Eerily, the 2012 Republican and Democratic national conventions ended without one mention of these American citizens or the responsibility this nation has to them. Not only would the convention speakers not talk to them; they refused to even talk about them. While many of us were beaming with joy at the speeches we heard from Michelle, Bill, and Barack, and thanking our lucky stars that Mitt Romney and his band of Unimaginative American Thieves were… well, obviously unimaginative American thieves, a part of me was remembering the political stars of our nation, on both the right and left, when they were twenty-five.

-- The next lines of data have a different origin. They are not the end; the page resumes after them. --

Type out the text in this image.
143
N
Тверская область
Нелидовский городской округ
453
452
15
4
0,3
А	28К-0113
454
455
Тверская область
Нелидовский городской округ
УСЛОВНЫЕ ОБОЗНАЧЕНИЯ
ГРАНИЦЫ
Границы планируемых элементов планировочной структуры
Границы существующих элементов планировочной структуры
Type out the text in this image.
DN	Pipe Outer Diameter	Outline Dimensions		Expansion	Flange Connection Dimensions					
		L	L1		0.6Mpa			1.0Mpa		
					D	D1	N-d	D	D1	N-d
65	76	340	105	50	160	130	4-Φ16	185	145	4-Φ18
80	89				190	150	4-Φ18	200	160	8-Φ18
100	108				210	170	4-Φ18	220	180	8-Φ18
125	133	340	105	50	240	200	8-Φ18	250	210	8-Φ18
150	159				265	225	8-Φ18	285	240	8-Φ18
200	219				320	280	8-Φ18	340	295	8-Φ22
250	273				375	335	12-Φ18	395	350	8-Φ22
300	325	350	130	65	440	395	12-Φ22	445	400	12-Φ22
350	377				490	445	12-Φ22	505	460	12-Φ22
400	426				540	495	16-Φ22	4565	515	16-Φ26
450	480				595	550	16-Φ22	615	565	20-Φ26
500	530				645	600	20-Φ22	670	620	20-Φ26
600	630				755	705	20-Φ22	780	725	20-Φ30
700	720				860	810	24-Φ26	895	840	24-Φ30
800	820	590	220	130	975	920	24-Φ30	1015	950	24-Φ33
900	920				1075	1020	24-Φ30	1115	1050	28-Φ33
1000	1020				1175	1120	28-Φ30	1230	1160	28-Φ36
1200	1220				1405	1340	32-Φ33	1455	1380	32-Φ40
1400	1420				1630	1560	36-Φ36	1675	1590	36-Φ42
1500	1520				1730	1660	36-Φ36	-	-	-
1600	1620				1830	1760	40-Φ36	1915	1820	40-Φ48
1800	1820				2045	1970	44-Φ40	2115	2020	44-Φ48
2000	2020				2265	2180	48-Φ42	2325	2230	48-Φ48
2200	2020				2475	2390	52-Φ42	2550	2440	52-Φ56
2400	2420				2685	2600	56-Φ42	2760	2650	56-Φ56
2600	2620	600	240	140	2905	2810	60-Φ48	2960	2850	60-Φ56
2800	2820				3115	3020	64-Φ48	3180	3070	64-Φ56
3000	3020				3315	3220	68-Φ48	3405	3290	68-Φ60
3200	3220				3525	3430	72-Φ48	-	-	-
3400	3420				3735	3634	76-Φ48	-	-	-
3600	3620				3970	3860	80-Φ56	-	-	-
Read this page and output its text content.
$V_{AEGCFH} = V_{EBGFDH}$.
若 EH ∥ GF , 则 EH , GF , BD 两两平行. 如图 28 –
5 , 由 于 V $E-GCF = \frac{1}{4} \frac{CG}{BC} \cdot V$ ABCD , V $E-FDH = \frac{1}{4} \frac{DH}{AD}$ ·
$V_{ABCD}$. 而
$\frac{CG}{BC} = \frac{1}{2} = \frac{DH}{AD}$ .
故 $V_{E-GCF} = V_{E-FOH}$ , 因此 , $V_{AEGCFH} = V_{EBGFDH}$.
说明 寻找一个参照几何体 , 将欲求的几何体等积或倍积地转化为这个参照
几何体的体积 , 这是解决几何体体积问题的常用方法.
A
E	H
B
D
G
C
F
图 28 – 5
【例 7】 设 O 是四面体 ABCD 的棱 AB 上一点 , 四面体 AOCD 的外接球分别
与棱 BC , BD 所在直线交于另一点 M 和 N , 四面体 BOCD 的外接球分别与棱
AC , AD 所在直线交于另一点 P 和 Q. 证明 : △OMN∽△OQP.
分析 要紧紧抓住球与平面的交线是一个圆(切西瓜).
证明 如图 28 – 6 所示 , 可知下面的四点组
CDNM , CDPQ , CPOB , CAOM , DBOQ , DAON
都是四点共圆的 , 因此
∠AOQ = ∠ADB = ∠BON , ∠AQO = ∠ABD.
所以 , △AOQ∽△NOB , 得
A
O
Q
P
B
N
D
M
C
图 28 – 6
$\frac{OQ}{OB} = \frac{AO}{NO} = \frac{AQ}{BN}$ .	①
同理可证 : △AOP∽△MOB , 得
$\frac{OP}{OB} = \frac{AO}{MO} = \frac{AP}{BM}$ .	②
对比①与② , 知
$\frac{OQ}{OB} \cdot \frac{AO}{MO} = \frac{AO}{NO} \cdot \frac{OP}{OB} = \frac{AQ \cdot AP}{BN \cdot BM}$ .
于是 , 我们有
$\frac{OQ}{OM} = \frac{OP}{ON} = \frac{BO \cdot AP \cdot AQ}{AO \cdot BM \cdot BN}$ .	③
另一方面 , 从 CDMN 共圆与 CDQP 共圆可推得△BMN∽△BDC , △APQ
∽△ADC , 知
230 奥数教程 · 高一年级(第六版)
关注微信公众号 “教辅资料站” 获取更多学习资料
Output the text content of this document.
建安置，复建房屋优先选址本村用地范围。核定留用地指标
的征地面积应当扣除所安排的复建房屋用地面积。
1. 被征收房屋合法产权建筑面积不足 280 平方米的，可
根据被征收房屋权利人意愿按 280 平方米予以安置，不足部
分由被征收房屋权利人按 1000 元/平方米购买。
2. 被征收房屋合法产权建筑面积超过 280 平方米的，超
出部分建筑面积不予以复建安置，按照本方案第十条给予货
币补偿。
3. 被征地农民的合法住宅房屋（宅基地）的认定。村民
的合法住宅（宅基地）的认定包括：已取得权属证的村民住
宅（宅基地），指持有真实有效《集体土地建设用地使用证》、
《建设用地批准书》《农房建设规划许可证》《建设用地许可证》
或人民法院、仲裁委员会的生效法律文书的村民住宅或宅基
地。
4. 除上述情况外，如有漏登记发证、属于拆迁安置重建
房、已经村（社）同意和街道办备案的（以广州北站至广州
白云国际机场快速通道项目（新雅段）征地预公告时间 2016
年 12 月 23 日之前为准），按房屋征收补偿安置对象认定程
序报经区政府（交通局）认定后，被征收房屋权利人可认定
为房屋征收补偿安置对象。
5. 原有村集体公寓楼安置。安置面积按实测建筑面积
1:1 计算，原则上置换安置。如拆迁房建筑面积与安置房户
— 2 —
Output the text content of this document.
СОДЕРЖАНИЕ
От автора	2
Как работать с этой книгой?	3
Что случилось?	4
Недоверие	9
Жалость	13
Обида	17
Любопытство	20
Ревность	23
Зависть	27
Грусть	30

Bill Clinton was milling around the halls of Yale Law School hitting on a fellow student named Hillary Rodham. Barack Obama was trying his hand at community organizing in Chicago. Michelle Robinson had just finished her first year as an associate at Sidley & Austin, a corporate law firm in Chicago. Mitt Romney was finishing up his senior year as an English major at BYU.
Strange.
By age twenty-five, Tupac Amaru Shakur had recorded six albums and starred in five movies. Five bullets had entered his body and he’d gone to prison for eleven months. He’d travelled around the world, influencing the life and art of millions of people and talking about organizing a movement against poverty and police brutality. He had shot two white off-duty cops in Atlanta who were harassing a black man, and beat the case. By age twenty-five, Tupac Shakur had fought to stay alive for six days in a Las Vegas hospital after three new bullets entered his body. And less than three months after his twenty-fifth birthday, Tupac Shakur was dead.